Failure IS an Option


A couple of weeks ago, I took a digital journalism course at a local New York City grad school. It was my first experience reporting i.e. walking up to strangers and asking them to be interviewed, to have their photo taken, and to provide a total stranger with their personal information. My heart raced on the first day as the reporting assignment was explained by the professors. While gathering my notepad and pen, I assured myself this wasn’t a difficult task. “I've got this,” I silently boasted. Failure wasn't an option.


On day one I failed my first assignment. Outside on the street, I’d begin to approach strangers to engage them in an interview. Head held high, I would walk toward them, and then when I got near, I’d instantly turn away and pretend to be reading the blank page of my notepad. For over an hour I did this and had the following conversation in my head: “Oh, he looks friendly and unoccupied…Make eye contact… Good. Smile. But not so hard that you look crazy. Much better. Now, walk up to him…Hello? Did you get that? You need to walk up to him. Like actually move or you'll lose this opportunity. That a girl! Keep going. Now get a little closer. Come on, closer than that. Almost there... Wait, stop. Wait! Where are you going? He’s over there. You’re walking the wrong way! What are you doing? You’re blowing your chance!”


When I returned to class empty-handed I felt a wave of shame. I was the only one to not complete the assignment. How could I be a journalist when I couldn’t even be a reporter and perform the basics of my field of interest? I thought. Was this a mistake? I wondered if this wasn’t meant to be since I clearly didn’t have what it took. For the rest of class, I entertained the thought of not going back the next day.

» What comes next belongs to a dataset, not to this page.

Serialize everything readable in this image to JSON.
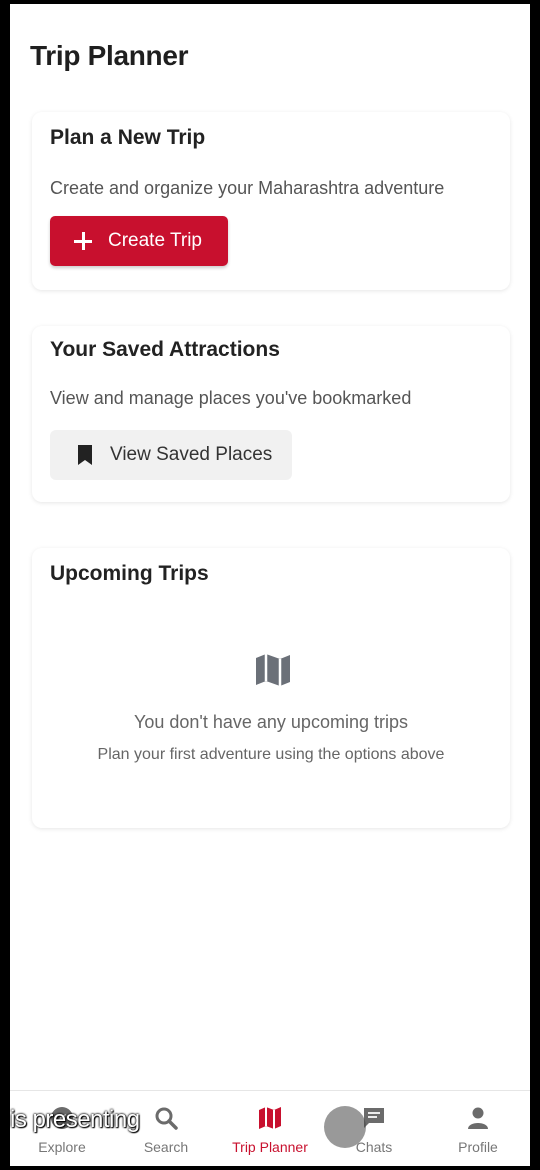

Later that same night, while on my walk home, I read a sign nailed to a tree: “Don’t let every win go to your head and every loss go to your heart.” In that moment, I instantly knew I was returning to class the next day. As the weeks went by, I slowly grew stronger than my fear of rejection and failure. Still, on the second to last day of classes, I felt like I was back at day one, struggling to get an interview, afraid of hearing no. No, you aren't sure about this. No, this isn't right for you. When I finally got one and returned to the studio to edit, I realized that I couldn’t use it. However, the news didn’t upset me. The interview wasn’t great, and I knew I wasn't going to settle for less than great. On the last day of session, I told myself my first interview would be my last interview no matter how long it took or how many no's I had to hear to get it. Without prompting from my professors, I went out into the street and got an interview I was excited to turn in. Sure, I was two hours late for the last class, but I walked in the room feeling like a winner.

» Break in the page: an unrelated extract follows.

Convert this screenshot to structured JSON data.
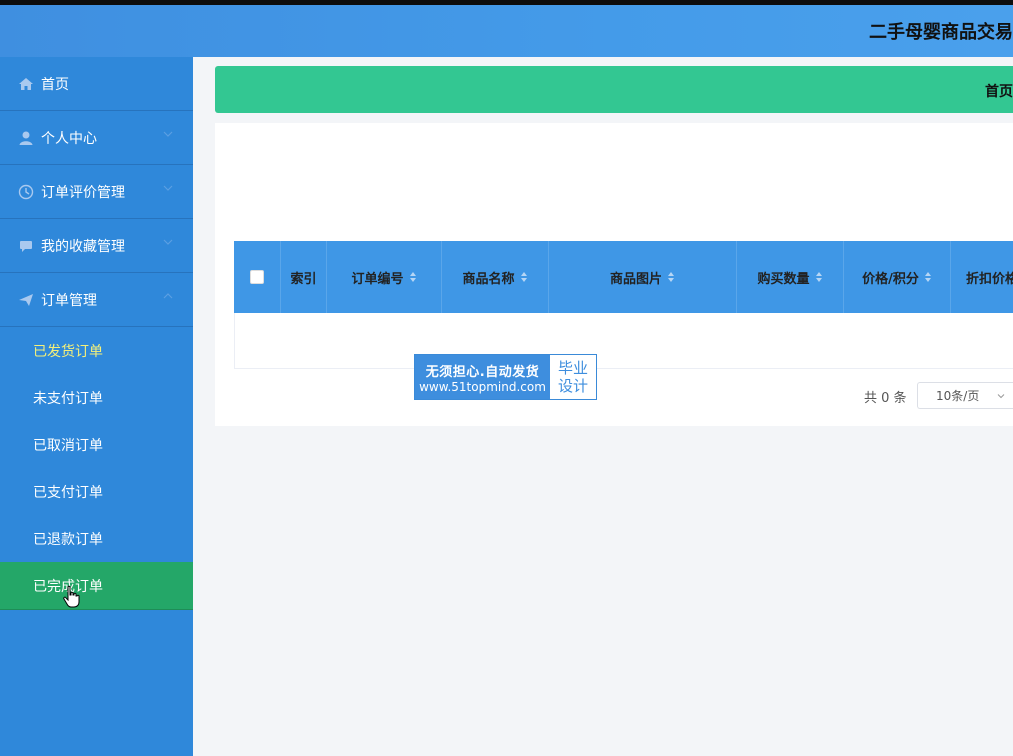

What got me through the entire course was giving myself permission to flail and flounder, to hear “no,” and to move forward anyway. Failure became an option, which reminded me that every day I have a choice between failing and succeeding or both, so long as I got better from the choice I made. Along with some cool, digital savvy-ness, I gleaned from my new experience this: failure doesn't come from hearing or telling yourself no. It's comes when you stop yourself from getting to a yes. There will be times where we’ll be asked by life, “Are you sure you want this? Are you really sure this is the right thing for you?” We’ll be faced with challenging and uncomfortable situations whereby we will have to answer those questions not simply through our thoughts and words, but through our acts of courage. We will need to push past our fear of hearing no—from others, but especially from ourselves.